A capacidade de mudança do cérebro não diminui com a idade ou com a duração do problema. Muitas pessoas pensam que é mais fácil interromper um distúrbio alimentar precocemente, quando o distúrbio ocorre pela primeira vez; e que se você tem o distúrbio há muitos anos, é quase impossível pará-lo.
Isso não é verdade e é completamente falso. As pessoas podem interromper seus problemas alimentares em qualquer estágio do processo porque o cérebro humano é plástico e mutável através de cada atividade repetitiva que realizamos. Agora, mudar sua mentalidade é estressante, mas não é impossível.
A primeira coisa que você precisa fazer é reconhecer que o que seu cérebro está lhe dizendo pode não estar certo, para que você não precise agir sempre de acordo. Seu cérebro não é sua mente e você pode influenciá-lo com melhores pensamentos e ações.

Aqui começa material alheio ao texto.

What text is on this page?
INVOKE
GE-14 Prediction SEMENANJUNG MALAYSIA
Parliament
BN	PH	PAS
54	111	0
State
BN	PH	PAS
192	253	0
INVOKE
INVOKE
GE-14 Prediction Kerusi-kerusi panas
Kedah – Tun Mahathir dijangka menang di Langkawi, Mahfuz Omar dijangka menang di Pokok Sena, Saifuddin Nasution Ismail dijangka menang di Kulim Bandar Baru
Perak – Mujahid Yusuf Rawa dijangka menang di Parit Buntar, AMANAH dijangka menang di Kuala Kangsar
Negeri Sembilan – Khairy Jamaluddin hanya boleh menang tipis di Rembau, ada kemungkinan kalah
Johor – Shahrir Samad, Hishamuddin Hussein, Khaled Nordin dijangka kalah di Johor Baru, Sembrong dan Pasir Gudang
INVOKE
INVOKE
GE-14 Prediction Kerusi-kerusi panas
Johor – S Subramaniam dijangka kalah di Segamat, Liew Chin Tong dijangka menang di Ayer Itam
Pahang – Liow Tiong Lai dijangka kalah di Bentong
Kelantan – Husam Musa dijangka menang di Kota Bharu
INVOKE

Seu cérebro é apenas um órgão que fica entre as orelhas. Mas sua mente é o que você faz, que decisão você toma e que percepção de si mesmo você dá aos outros. Claro, isso não significa que você tenha um cérebro anormal, são apenas os pensamentos e comportamentos anormais que o levaram à disfunção erétil. Está provado, sem sombra de dúvida, que sua mente, seu comportamento consciente e seus pensamentos podem mudar a estrutura do seu cérebro.

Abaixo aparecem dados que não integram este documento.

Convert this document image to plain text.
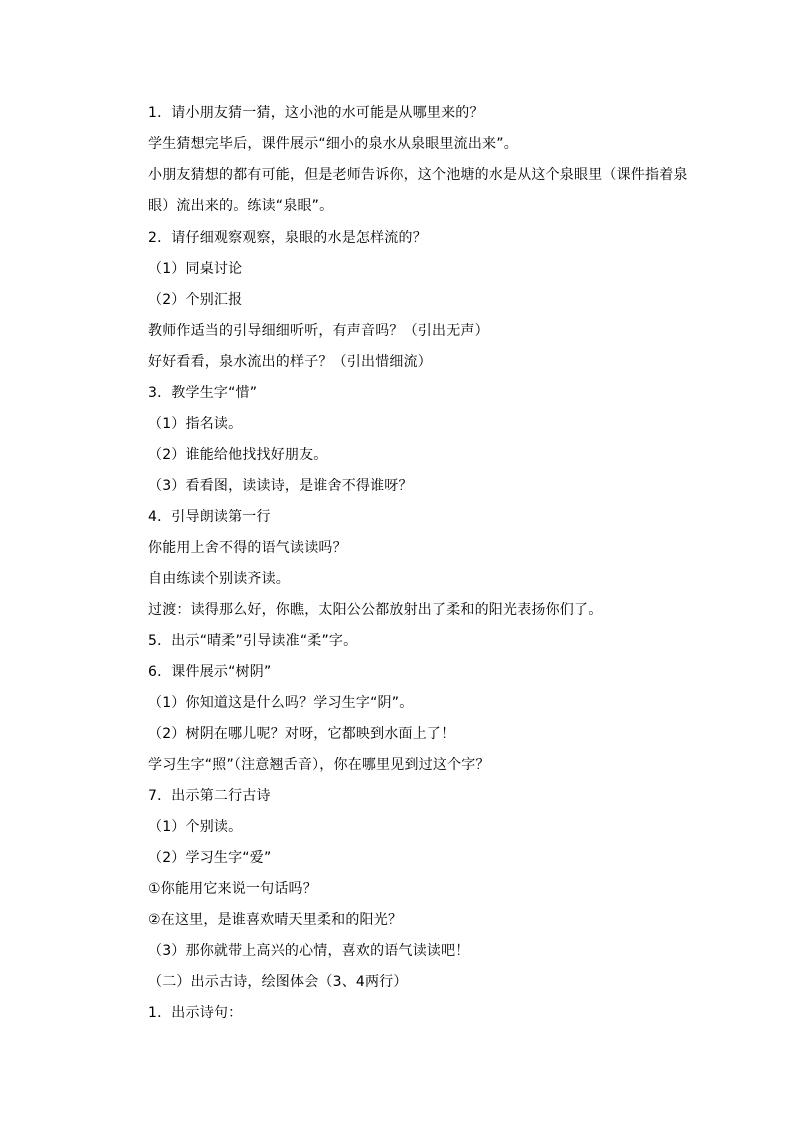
1．请小朋友猜一猜，这小池的水可能是从哪里来的？
学生猜想完毕后，课件展示“细小的泉水从泉眼里流出来”。
小朋友猜想的都有可能，但是老师告诉你，这个池塘的水是从这个泉眼里（课件指着泉眼）流出来的。练读“泉眼”。
2．请仔细观察观察，泉眼的水是怎样流的？
（1）同桌讨论
（2）个别汇报
教师作适当的引导细细听听，有声音吗？（引出无声）
好好看看，泉水流出的样子？（引出惜细流）
3．教学生字“惜”
（1）指名读。
（2）谁能给他找找好朋友。
（3）看看图，读读诗，是谁舍不得谁呀？
4．引导朗读第一行
你能用上舍不得的语气读读吗？
自由练读个别读齐读。
过渡：读得那么好，你瞧，太阳公公都放射出了柔和的阳光表扬你们了。
5．出示“晴柔”引导读准“柔”字。
6．课件展示“树阴”
（1）你知道这是什么吗？学习生字“阴”。
（2）树阴在哪儿呢？对呀，它都映到水面上了！
学习生字“照”（注意翘舌音），你在哪里见到过这个字？
7．出示第二行古诗
（1）个别读。
（2）学习生字“爱”
①你能用它来说一句话吗？
②在这里，是谁喜欢晴天里柔和的阳光？
（3）那你就带上高兴的心情，喜欢的语气读读吧！
（二）出示古诗，绘图体会（3、4两行）
1．出示诗句：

Em resumo, os transtornos alimentares são o resultado da capacidade do cérebro de alterar sua própria estrutura em relação a ações e pensamentos errados ao longo do tempo. Como você mudou a fiação do seu cérebro para ajustar um comportamento patológico específico ao seu mapa cerebral, você desenvolveu uma DE. Você reagiu negativamente a certos gatilhos de transtorno alimentar que desenvolveu ao seu redor ao longo do tempo.

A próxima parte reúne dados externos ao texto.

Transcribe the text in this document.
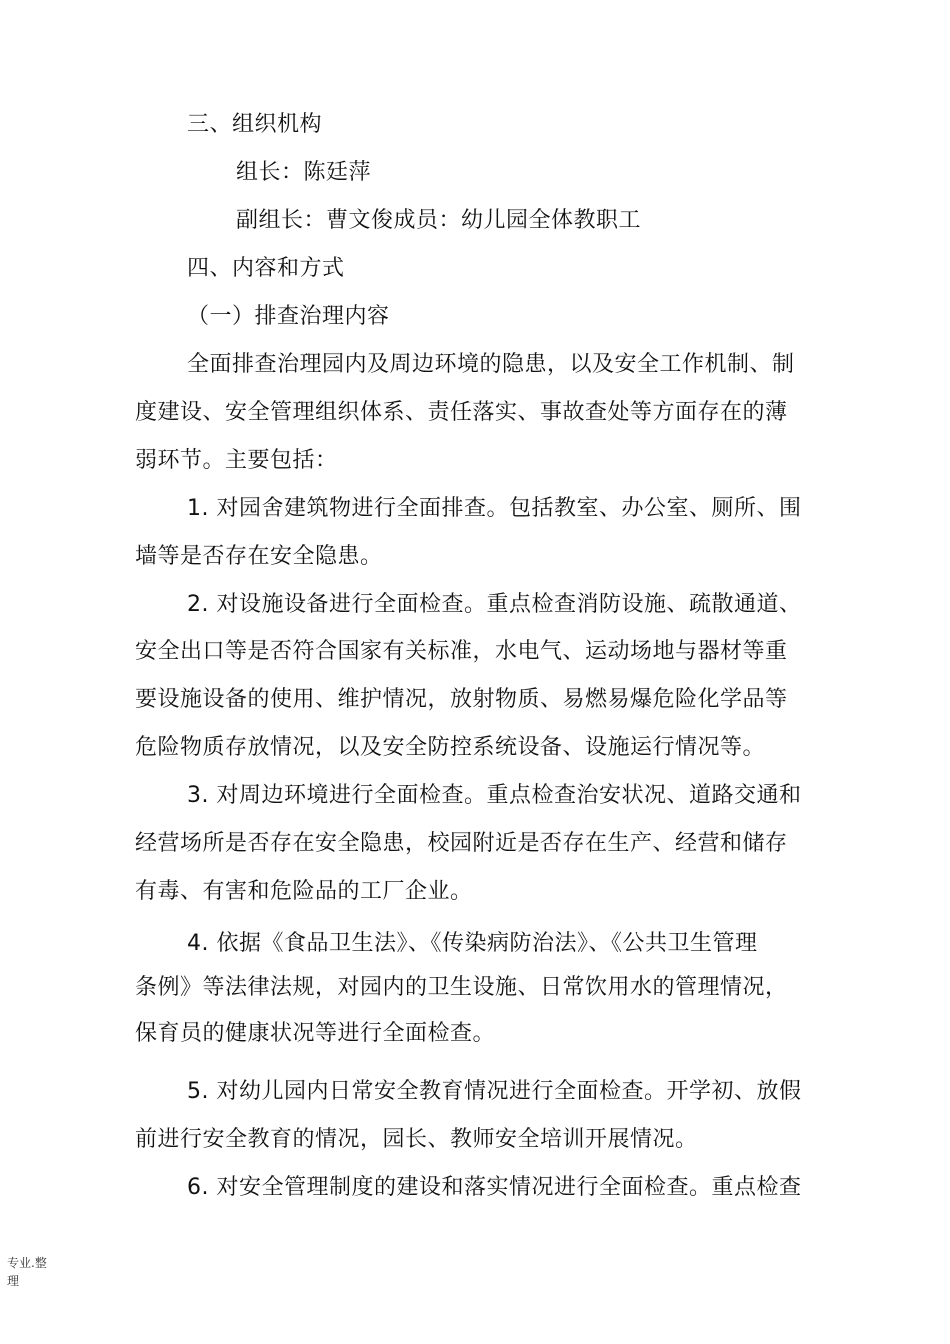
三、组织机构

组长：陈廷萍

副组长：曹文俊成员：幼儿园全体教职工

四、内容和方式

（一）排查治理内容

全面排查治理园内及周边环境的隐患，以及安全工作机制、制

度建设、安全管理组织体系、责任落实、事故查处等方面存在的薄

弱环节。主要包括：

1. 对园舍建筑物进行全面排查。包括教室、办公室、厕所、围

墙等是否存在安全隐患。

2. 对设施设备进行全面检查。重点检查消防设施、疏散通道、

安全出口等是否符合国家有关标准，水电气、运动场地与器材等重

要设施设备的使用、维护情况，放射物质、易燃易爆危险化学品等

危险物质存放情况，以及安全防控系统设备、设施运行情况等。

3. 对周边环境进行全面检查。重点检查治安状况、道路交通和

经营场所是否存在安全隐患，校园附近是否存在生产、经营和储存

有毒、有害和危险品的工厂企业。

4. 依据《食品卫生法》、《传染病防治法》、《公共卫生管理

条例》等法律法规，对园内的卫生设施、日常饮用水的管理情况，

保育员的健康状况等进行全面检查。

5. 对幼儿园内日常安全教育情况进行全面检查。开学初、放假

前进行安全教育的情况，园长、教师安全培训开展情况。

6. 对安全管理制度的建设和落实情况进行全面检查。重点检查

专业.整理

Você provavelmente nunca teria desenvolvido um transtorno alimentar se tivesse respondido de maneira diferente a esses gatilhos. Por exemplo: se você não fica chateado quando alguém te chama de “gordo” na escola, ou se você não se importa se seu ex-namorado te trocou por uma garota mais magra, ou algum acontecimento parecido. Você provavelmente nunca teria um transtorno alimentar agora. Mas porque você prestou muita atenção a isso, você terá que sofrer por muito tempo.
Mas nem tudo são más notícias. A boa notícia é que, como seu cérebro é plástico, você pode mudá-lo para melhor: assim como você o mudou quando desenvolveu o comportamento patológico defeituoso. Com atenção concentrada, atenção plena e construindo novos caminhos neurais em torno dos antigos, a pesquisa mostrou que você pode mudar seu cérebro e, portanto, sua DE.
Esta é a única cura para os distúrbios alimentares – mudar o seu cérebro usando a sua mente para reverter os antigos padrões de pensamento que o colocaram nesta confusão.